The tail is wrapped and fixed dorsally to the fiber using clips of hemostat. Although most llamas may be easily palpated in this manner, provided ample lubrication is used, alpacas require more care and often only an operator with small hands may be able to accomplish this technique without harming the animal. After evacuating the rectum and locating the cervix and uterine horns, the hand is removed, the perineal area is scrubbed with water and soap, and the vulva is cleaned with disinfectant and dried.

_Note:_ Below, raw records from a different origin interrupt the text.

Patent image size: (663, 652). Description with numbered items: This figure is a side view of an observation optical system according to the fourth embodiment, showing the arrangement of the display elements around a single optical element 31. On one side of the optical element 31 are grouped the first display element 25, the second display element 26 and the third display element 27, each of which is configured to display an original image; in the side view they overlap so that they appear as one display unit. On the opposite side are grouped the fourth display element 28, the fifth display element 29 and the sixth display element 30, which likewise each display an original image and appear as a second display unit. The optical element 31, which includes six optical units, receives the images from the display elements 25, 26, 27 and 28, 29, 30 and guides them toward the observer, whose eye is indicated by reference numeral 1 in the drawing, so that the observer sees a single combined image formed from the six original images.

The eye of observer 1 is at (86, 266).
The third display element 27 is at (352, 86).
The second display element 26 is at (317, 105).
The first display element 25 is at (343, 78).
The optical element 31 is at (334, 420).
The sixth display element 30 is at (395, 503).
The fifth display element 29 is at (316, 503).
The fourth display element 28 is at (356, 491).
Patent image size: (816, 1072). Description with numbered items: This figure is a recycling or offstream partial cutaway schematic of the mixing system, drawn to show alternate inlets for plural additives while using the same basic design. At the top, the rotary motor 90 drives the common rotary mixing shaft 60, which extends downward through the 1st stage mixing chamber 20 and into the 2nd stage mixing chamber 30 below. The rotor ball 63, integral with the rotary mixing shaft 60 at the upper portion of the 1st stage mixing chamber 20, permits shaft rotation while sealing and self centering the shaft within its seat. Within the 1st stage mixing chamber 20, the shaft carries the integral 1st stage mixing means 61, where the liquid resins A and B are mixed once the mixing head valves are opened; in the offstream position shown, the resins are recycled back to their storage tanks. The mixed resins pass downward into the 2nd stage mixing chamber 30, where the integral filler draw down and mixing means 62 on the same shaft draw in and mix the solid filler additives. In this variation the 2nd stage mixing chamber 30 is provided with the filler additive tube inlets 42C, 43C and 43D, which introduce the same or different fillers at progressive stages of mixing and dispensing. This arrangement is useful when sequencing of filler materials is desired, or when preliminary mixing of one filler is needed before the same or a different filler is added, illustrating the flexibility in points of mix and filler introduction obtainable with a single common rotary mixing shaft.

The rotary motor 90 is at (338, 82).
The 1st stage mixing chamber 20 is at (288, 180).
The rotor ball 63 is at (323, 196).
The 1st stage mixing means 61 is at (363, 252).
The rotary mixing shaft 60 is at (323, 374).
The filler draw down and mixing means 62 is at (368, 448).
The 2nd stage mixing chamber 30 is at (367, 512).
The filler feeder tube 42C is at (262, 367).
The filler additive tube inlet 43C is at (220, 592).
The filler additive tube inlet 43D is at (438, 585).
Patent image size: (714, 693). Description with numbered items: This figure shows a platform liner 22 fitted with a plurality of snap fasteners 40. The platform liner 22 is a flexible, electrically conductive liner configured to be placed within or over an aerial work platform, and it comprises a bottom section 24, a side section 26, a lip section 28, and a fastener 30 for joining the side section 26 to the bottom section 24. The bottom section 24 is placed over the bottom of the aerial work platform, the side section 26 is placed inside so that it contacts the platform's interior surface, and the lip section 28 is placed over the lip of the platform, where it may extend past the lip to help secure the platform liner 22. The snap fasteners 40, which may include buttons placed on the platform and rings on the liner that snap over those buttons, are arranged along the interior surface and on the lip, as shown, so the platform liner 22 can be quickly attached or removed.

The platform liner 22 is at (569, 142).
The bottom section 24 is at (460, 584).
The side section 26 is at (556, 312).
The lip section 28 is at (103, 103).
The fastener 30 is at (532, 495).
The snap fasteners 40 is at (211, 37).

The Foley catheter with its stylet is introduced aseptically into the vagina. Once the catheter is in the vagina, the operator places the hand into the rectum, locates the cervix, holds it gently between two fingers, and pushes it cranially, allowing the catheter closer to the cervical os. The catheter is gently threaded into the cervical canal until it is felt within the body of the uterus and is directed to the base of one horn. In alpacas, if direct transrectal palpation is not possible, the Foley catheter may be placed into the cervix with the aid of a vaginoscope. However, this technique is not always successful.

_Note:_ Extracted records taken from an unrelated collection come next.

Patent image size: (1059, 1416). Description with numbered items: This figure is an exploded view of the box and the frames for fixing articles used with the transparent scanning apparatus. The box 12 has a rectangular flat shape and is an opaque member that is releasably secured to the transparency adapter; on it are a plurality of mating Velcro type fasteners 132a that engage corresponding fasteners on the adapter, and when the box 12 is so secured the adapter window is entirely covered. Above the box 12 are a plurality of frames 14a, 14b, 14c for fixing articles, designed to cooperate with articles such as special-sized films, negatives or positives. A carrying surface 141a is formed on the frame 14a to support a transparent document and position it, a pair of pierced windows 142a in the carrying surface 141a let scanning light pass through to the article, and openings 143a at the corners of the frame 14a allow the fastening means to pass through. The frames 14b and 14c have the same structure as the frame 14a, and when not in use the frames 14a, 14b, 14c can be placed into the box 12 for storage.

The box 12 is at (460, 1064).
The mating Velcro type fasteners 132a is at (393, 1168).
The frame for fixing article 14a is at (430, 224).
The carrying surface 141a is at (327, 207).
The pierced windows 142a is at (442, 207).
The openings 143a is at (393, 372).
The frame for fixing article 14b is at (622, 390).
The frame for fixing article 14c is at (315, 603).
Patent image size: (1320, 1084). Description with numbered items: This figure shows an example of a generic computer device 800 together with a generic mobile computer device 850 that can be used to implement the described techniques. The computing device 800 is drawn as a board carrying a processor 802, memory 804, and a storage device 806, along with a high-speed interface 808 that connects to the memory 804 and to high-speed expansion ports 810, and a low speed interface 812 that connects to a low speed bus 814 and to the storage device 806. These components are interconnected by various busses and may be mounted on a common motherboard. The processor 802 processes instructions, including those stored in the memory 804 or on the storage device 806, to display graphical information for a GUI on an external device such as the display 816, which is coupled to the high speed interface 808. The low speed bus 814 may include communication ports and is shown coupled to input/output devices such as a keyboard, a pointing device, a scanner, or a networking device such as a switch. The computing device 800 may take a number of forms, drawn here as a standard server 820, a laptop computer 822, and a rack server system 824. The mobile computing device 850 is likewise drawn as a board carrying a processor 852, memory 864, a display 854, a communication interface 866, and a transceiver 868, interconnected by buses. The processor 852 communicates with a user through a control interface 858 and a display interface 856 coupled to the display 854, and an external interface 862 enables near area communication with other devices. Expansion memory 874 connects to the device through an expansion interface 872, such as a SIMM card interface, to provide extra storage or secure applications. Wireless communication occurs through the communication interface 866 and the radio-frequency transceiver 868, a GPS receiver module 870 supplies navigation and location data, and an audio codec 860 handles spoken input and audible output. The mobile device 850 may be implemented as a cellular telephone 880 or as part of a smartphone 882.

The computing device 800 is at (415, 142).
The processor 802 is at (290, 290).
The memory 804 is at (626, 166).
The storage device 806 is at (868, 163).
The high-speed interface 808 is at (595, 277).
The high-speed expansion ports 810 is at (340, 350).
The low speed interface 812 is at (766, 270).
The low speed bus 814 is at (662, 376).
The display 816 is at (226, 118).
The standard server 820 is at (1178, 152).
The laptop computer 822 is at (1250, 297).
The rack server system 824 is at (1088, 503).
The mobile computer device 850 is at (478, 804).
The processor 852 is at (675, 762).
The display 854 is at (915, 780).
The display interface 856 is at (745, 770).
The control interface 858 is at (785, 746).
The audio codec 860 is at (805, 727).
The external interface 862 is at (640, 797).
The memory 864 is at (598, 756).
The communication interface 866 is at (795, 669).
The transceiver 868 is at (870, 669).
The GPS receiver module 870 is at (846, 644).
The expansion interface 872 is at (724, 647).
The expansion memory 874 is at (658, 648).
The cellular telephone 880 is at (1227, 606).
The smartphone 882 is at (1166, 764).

The Foley catheter is secured at the base of the horn by inflating the balloon (5 to 10 mL of flushing medium). The stylet is removed and a Y-junction tube is attached to the catheter, with one end attached to a bag of warm flushing medium and the return end connected to an embryo filter. The uterus is filled with the flushing medium until sufficiently distended (20 to 60 mL) and the return end is opened to recover the fluid into the filter. This procedure is repeated three or four times. It is important to allow the fluid to remain in the uterus for 30 to 60 seconds before recovering it. The procedure is repeated on the other horn. Alternatively, both uterine horns may be flushed at the same time by placing the balloon of the Foley catheter just cranial to the internal cervical os. A variety of flushing media that are commercially available for bovine and equine embryo transfer, for example, DPBS (Dulbecco’s phosphate-buffered saline) or Vigro (Bioniche, Pullman, WA) have been used in alpacas and llamas.

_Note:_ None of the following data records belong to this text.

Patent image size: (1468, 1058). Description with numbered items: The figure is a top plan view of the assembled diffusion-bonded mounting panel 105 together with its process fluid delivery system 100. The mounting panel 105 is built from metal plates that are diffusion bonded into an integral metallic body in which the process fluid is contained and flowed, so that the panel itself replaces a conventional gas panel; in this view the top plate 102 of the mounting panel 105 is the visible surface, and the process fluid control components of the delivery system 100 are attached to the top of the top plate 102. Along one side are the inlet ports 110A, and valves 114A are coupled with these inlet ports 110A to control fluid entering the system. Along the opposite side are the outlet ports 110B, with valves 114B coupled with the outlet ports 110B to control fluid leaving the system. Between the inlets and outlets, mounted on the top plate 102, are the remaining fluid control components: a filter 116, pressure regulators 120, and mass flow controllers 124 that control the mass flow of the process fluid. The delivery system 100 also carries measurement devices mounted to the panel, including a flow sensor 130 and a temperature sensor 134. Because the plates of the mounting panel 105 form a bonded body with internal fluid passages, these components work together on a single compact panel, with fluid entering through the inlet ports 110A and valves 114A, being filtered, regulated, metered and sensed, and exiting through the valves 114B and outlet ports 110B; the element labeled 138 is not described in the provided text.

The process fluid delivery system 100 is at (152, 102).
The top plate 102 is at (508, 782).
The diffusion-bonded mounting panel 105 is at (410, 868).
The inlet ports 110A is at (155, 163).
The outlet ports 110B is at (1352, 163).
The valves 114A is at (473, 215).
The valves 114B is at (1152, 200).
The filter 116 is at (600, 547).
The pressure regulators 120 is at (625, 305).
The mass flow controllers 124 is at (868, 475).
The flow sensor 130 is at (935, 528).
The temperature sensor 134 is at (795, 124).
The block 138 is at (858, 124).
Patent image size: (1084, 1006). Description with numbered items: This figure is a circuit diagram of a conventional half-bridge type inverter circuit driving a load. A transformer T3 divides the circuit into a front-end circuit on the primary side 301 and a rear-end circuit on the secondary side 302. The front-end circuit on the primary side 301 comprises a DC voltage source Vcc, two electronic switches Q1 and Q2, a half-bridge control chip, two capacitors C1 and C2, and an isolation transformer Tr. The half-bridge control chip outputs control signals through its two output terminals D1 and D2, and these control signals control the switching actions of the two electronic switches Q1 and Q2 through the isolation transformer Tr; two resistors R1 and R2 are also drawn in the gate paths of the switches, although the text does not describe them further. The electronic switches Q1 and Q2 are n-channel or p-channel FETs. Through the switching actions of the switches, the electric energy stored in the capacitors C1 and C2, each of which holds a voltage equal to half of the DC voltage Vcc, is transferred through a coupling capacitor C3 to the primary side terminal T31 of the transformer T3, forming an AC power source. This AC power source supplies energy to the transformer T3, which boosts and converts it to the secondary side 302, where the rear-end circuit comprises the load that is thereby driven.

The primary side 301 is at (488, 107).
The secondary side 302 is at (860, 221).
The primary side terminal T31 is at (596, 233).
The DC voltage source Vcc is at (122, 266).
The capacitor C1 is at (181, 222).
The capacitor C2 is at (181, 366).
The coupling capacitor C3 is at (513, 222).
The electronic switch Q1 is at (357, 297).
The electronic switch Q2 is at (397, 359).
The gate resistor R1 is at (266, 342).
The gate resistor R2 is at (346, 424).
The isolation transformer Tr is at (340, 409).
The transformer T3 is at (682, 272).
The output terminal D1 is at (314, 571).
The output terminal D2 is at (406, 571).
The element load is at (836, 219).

Embryo recovery rate for nonstimulated alpacas in the Mega Alpaca project was 74.2% (70.3% for the 2007 season and 78% for the 2008 season). These recovery rates were higher than in stimulated alpacas and llamas (50% based on number of corpora lutea).
Some potential problems which cause a low embryo rate recovery are the loss of the flush fluid when the balloon of the catheter is not fixed adequately at the end of the cervix, overmanipulation of the uterine horns, and the fluid entering the uterus with extreme turbulence. Soft latex gloves and generous amounts of lubricant or gel are recommended during transrectal maneuvering. When introducing the hand into the rectum, the operator must be very gentle and rotate his or her hand to pass the anal sphincter easily. The operator should never force the hand in. The ideal size of the operator’s hand is 20 centimeters (cm) or less in circumference, measured at the level of the carpal bones.
Donors are generally given a luteolytic dose of cloprostenol (250 mcg, IM) after flushing to prevent pregnancy in case of failure of embryo recovery. The rate of recovery of two embryos without stimulation varies from 2% to 6%.